In this activity, students explore how sound production was used by ancient cultures as a communication tool over long distances.
The bullroarer, rhombus, or turndun, are ancient musical instrument used in rituals for communicating over extended distances and in driving animals. These instruments date to the Paleolithic period (roughly 2.5 million years ago to 10,000 B.C.), documented in Europe, Asia, the Indian sub-continent, Africa, the Americas, and Australia.
Bullroarers are a prominent musical technology used in ceremonies, to communicate with different people groups across the continent, and as toys.
A bullroarer consists of a weighted airfoil (a rectangular thin slat of wood about 15 cm to 60 cm long and about 1.25 cm to 5 cm wide) attached to a long cord. Typically, the wood slat is trimmed down to a sharp edge around the edges, and serrations along the length of the wooden slat may or may not be used, depending on the cultural traditions of the region in question.

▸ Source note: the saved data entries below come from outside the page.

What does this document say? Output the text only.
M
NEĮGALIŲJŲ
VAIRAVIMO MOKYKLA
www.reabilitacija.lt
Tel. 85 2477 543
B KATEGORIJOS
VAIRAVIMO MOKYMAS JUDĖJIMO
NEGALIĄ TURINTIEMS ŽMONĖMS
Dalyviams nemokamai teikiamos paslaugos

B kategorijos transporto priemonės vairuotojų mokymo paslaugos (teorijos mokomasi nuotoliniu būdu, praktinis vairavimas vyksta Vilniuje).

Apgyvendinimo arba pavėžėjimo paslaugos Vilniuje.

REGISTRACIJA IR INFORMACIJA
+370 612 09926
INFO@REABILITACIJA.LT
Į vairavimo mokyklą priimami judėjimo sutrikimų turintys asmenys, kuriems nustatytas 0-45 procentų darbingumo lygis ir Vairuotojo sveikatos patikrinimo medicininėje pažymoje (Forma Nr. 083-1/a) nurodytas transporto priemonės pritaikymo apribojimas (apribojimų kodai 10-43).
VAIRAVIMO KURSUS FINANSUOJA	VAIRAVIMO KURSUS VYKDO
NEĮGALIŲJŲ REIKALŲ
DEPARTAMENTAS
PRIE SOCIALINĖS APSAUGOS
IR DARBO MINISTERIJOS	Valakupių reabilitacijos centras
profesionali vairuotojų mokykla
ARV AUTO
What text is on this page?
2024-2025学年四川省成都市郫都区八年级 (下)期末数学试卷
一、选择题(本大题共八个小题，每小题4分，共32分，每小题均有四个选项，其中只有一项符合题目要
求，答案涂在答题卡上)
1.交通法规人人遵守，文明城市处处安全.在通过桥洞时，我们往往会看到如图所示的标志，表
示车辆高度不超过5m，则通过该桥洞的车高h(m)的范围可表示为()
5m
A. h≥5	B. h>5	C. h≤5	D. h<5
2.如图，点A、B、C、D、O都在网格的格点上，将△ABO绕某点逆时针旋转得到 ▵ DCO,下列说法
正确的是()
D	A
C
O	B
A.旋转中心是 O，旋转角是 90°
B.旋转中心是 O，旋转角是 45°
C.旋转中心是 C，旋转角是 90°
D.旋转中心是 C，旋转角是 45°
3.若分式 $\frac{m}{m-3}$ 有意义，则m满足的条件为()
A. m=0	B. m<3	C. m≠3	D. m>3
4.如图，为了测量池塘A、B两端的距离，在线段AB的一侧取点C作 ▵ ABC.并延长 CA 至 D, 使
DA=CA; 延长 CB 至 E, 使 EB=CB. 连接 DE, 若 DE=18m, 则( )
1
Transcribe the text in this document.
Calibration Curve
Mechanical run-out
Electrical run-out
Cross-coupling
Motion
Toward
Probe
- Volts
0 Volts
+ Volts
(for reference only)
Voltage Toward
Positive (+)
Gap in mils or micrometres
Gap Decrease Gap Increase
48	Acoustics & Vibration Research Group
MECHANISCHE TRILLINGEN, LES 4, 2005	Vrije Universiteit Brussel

The bullroarer cord is given a slight initial twist, and the roarer is then swung in a large circle in a horizontal plane, or in a smaller circle in a vertical plane. As the instrument travels around its circular path, the pitch appears to rise and fall as it moves closer to and farther away from the listener (Doppler Effect).
By modifying the bullroarer cord's length and/or the speed with which it is turned, the sound can be altered. This can be used to code messages over far distances.